Tenney Lance, Girl Scout Council director of administration, and Alice Robinson, director of the summer day camp, outlined the camp's scheduled programs. These include troop camp weekends from April to October, one to two weeks of summer residential travel camp, and day camp the last two weeks in August.
Although a year-round facility might provide the opportunity to add more camp sessions between November and March, Ms. Lance said the cost of heat and utilities might not be worth it. The Girl Scouts do allow the Appalachian Mountain Club to use the camp for a yearly trip, but not other outside groups, Ms.
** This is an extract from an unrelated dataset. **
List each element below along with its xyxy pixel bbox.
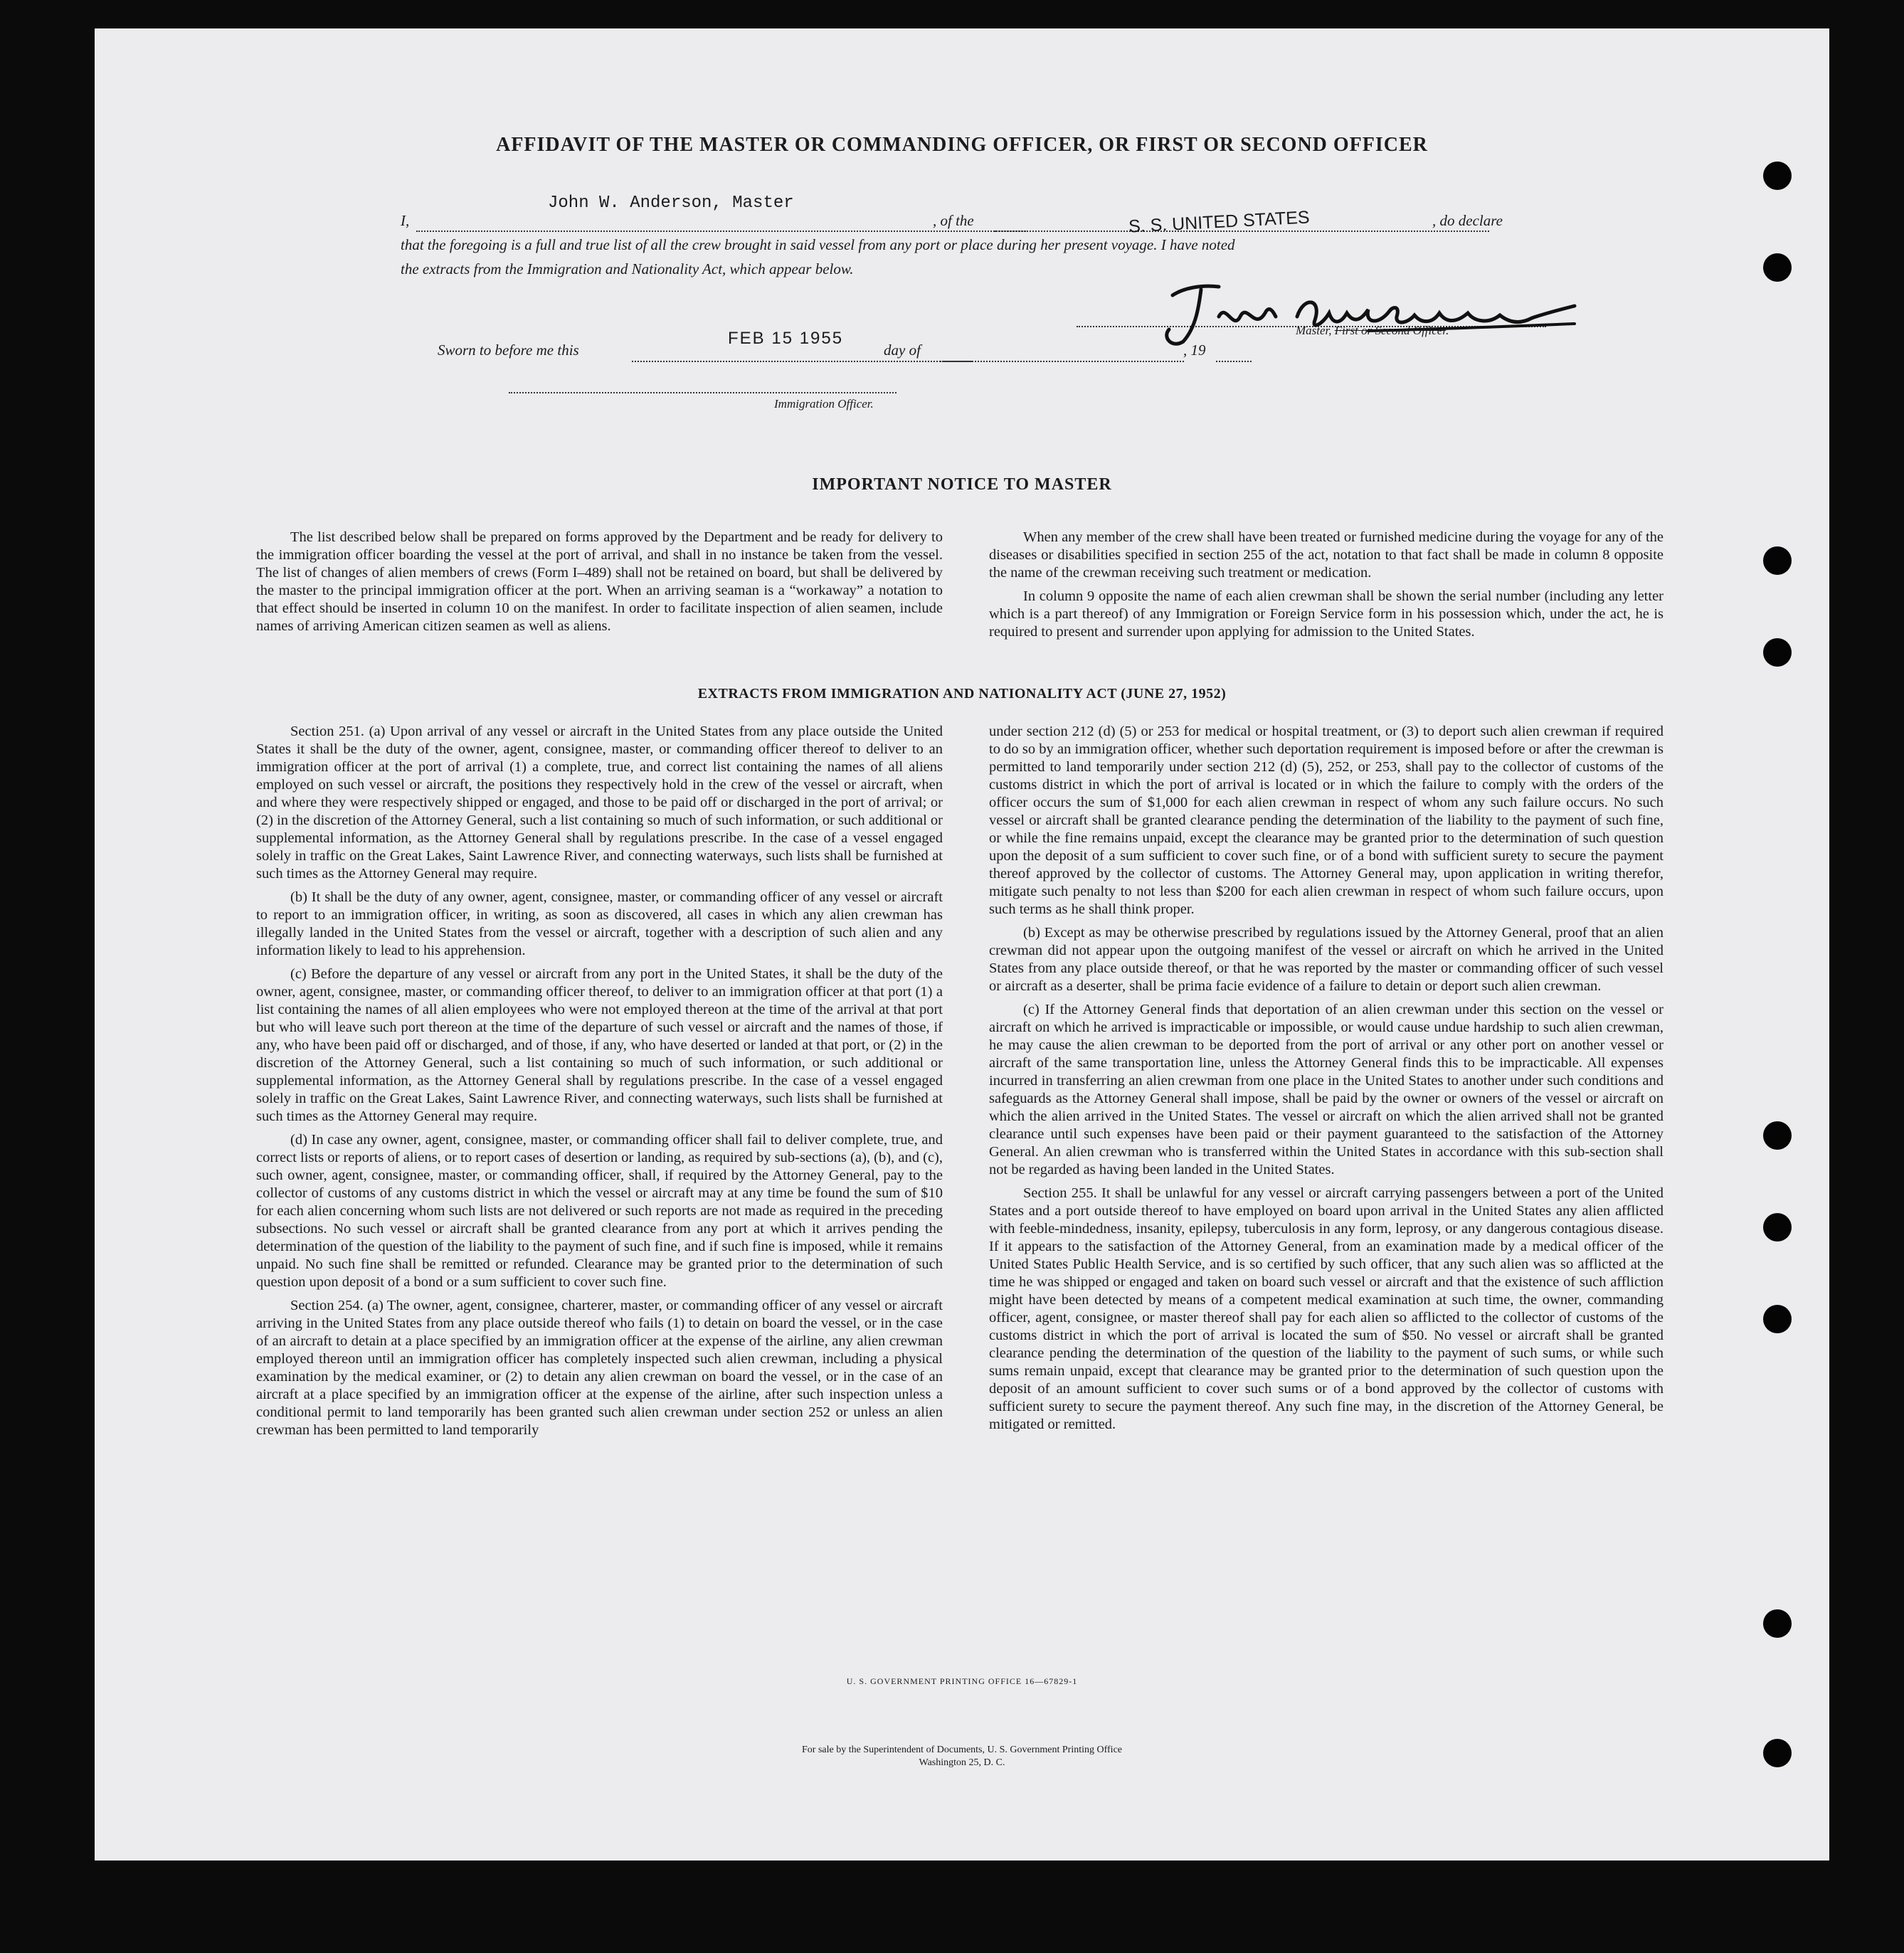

Lance said.
"We want to make sure it doesn't turn into a rental facility for weddings or large non-profit gatherings," said Doug Sederholm, Chilmark commissioner.
Since the LUPC meeting was not a hearing, there was no public testimony. Letters received to date from abutting neighbors expressed concerns about increased traffic, noise, and extended year-round use.
In addition to an explanation of programs, the commissioners wanted details about the new building. Aquinnah commissioner Kathy Newman asked Ms. Lance why it would double in size.
The old building, Ms. Lance explained, is a garage that was moved to the site in 1961. The unwinterized, bare-bones structure has a floor made of plywood sheets laid on the foundation, no running water in the kitchen, and an unusable fireplace.
Ms. Lance said the proposed new building will contain a larger meeting room, an upgraded kitchen, an infirmary, a staff office, and storage space for a sizable collection of Martha's Vineyard Girl Scout memorabilia. Usable year-round, the facility also will provide indoor camp space in bad weather and handicapped-accessible sanitary facilities.
Although the increased size of the building seemed to be a sticking point in the discussion, Oak Bluffs commissioner John Breckinridge pointed out that board of health regulations will limit the camp's occupancy. Camp caretaker Helen Anderson pointed out that the camp will be strictly limited to 32 people total, down from 40 in the past.
Selectman Parker said the camp's improvements might result in its use every other weekend. "If you build it, they will come," he said, using a well-known quote from the movie "Field of Dreams."
Limiting the number of vehicles allowed on the property and the number of people at the camp would be important concessions the Girl Scouts could make to lessen the impact of increased use, selectman Warren Doty suggested.
In closing the discussion, Ms. Brown asked the LUPC its preference. Chris Murphy, Chilmark commissioner, made a motion to recommend the project's review as a DRI to the MVC, seconded by Mr. Sederholm.
Four of the 11 MVC commissioners present abstained from the vote. Ms. Brown called the 5-2 vote in favor of the DRI concurrence "a tepid majority recommendation." Mr. Breckinridge and Ms. Newman voted against it.
In other business, Mr. Doty presented a concept plan for Chilmark's Middle Line Housing Project to the LUPC and asked for suggestions as to what process the selectmen should take in moving forward with the project.
The concept plan shows three clusters of housing on 21 acres, sited to preserve an old walking path, Holman's Road. Lenny Jason, Chilmark's building inspector, asked whether the trail could be adjusted, to allow flexibility for whoever creates the final development design. The commissioners said it might be possible.
Because the project involves 12 units, it falls under review by the MVC as a DRI. The LUPC told the selectmen they should consult with the Natural Heritage Endangered Species Program to determine priority habitat and the Wampanoag Tribe about tribal interests. Bill Wilcox, MVC water resource planner, will examine watershed issues.
The commissioners also advised the Chilmark selectmen of the MVC's energy and open space policies.